I shrugged to myself. What the hell. “I’m Cal Tremon, sir!” I responded in my loudest, boomiest voice. “I just disintegrated one of your supervisors and I was told in no uncertain terms to get my ass up here.”

The man hesitated a moment, as if considering what to do. Finally he called, “Just a moment! I’ll have somebody come down and take care of you!”

I shrugged again. I sure wasn’t going anyplace until they came, having no place to go, I wondered what was going on inside. For all I knew I was speaking to the lowest servant in the place—or to the big boss himself.

After a few minutes the huge wooden doors creaked open a bit and a young woman emerged. She was tall and thin and had an almost aristocratic bearing about her. Years ago she’d probably been a really pretty woman, but she was now well into middle age and that usually didn’t wear well on this kind of primitive world. Her hair was white and her face more wrinkled than even her age should have permitted.

What was important was that she was fully dressed in a long dress or robe of deep-purple silk embroidered with gold—an impressive uniform. At least a Master, I told myself, feeling even more helpless and not a little embarrassed by my appearances.

She approached me and walked around me, examining me as if I were some prize animal stock. Her nose twitched a bit, indicating that mingling with the common stock was not altogether to her taste. She smelled of perfumes too sweet to remember the time long ago when she must have been out in the muck herself.

Finally she straightened up, stood back, and took the overall view. I decided it was better to say nothing until she did. No use in blowing protocol. Finally she said, “So you killed Kronlon, eh?” I nodded. “Yes, ma’am.”

“Gior said you claimed to have, ah, disintegrated him or some such term?”

I could only nod again. “That’s true. He decomposed into dust at my touch.”
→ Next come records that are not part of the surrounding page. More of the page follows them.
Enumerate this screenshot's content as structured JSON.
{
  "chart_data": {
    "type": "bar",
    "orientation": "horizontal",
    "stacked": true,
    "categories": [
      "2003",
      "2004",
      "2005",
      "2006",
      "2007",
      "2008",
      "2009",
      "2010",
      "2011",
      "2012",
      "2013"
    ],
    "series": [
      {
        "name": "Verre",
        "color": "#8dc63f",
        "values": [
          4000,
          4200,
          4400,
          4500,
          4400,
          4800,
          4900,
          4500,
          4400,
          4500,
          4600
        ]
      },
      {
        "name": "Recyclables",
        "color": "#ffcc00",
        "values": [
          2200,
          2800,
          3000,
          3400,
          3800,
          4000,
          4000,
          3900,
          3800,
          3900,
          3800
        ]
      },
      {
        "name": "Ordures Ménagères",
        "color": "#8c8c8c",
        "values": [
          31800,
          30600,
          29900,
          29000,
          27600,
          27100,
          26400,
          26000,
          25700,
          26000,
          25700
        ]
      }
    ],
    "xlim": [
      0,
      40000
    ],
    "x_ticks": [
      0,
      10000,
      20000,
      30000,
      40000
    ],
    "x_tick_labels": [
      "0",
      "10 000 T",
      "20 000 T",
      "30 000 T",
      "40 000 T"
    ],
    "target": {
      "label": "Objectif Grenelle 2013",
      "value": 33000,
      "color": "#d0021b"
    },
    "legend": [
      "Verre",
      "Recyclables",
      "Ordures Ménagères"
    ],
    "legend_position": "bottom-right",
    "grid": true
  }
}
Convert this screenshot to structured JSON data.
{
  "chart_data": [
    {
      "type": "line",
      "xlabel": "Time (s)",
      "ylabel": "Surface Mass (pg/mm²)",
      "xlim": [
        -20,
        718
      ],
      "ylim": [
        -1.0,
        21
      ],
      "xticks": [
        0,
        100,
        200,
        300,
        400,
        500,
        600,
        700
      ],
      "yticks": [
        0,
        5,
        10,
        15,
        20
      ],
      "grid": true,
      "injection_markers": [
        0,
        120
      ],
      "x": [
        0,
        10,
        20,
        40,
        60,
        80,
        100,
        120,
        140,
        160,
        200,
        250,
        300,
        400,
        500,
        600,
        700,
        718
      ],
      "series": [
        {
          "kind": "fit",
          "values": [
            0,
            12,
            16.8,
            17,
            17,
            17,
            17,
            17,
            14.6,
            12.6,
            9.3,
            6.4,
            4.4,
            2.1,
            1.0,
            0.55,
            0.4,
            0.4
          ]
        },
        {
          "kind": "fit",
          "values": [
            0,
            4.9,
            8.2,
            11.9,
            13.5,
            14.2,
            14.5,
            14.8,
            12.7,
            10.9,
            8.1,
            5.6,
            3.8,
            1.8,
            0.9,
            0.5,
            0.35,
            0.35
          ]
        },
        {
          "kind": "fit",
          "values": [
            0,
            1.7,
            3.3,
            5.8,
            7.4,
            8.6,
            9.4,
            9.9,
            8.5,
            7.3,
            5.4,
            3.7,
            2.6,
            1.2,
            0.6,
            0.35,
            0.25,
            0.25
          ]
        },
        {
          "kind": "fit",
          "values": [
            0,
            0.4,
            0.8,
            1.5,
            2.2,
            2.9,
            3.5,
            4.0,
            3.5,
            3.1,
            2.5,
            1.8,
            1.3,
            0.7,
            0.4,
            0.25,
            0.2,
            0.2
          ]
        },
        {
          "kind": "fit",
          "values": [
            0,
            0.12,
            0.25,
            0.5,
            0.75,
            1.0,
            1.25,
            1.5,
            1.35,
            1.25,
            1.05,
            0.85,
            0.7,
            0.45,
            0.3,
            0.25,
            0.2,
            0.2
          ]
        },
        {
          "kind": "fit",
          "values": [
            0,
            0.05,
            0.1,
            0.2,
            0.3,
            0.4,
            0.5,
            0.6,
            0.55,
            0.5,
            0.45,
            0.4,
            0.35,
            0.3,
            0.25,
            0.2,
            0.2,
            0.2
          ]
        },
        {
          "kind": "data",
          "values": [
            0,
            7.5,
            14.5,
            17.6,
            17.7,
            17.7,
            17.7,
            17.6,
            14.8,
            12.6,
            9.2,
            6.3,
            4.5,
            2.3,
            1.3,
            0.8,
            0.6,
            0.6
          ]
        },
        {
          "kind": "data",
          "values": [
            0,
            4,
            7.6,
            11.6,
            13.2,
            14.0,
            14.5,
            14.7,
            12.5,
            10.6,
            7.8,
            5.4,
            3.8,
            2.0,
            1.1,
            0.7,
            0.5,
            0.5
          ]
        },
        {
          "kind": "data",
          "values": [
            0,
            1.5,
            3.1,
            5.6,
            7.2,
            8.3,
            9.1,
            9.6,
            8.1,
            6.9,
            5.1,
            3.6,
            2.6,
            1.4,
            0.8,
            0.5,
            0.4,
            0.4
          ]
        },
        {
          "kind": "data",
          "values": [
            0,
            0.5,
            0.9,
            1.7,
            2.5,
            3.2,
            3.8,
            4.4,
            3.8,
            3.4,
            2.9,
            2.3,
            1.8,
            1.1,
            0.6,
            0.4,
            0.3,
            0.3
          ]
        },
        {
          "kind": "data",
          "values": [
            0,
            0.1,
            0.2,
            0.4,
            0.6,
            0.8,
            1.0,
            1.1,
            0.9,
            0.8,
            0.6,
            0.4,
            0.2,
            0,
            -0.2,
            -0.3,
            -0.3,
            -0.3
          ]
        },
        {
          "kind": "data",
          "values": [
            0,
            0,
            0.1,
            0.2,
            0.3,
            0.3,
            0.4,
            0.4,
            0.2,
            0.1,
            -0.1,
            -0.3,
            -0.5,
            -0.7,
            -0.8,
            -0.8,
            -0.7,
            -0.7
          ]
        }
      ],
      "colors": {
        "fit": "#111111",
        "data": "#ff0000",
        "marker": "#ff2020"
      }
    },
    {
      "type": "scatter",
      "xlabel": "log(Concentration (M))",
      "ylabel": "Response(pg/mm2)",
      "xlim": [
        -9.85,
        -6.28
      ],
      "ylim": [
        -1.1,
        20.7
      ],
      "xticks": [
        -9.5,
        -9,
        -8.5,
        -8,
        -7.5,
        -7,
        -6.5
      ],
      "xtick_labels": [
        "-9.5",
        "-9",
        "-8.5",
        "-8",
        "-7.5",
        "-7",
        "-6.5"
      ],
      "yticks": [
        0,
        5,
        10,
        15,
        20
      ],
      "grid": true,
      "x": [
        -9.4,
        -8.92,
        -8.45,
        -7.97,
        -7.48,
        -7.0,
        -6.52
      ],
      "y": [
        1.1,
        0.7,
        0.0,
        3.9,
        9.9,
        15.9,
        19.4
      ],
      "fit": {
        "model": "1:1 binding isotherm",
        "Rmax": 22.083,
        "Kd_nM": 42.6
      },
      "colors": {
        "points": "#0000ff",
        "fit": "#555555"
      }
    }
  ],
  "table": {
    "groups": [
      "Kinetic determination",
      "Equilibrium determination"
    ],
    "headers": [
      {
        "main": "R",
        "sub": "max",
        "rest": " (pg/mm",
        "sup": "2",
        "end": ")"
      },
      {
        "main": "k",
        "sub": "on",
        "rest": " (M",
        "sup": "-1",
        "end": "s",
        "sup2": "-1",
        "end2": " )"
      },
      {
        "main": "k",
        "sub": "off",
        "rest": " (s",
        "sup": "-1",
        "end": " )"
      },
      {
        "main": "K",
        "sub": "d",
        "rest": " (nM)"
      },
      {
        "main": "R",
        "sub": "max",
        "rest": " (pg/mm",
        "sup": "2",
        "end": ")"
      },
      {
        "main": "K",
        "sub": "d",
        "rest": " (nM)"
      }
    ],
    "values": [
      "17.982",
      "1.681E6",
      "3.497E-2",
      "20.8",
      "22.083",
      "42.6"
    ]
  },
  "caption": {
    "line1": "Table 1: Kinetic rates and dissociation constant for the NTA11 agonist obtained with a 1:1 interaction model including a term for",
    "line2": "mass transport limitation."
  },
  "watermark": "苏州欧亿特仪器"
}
She nodded back thoughtfully, more to herself than to me. “You use those cultured words freely,” she noted, a trace of surprise in her voice. “Disintegrate. Decompose. And your speech is cultured. You are from Outside?”

I grimaced, knowing her thoughts on my filthy appearance. “Yes, ma’am. I’ve been here some time—how long I’m not sure.”

She put her hand to her chin in a gesture of deep thought. “What were you when you were Outside, Tremon?”

I tried to look as innocent as possible. “I was a, ah, gentleman privateer, ma’am.” • She snickered. “A pirate, you mean.” “For political motives,” I replied. “The Confederacy had a basic concept that I disagreed with and I took action against it.”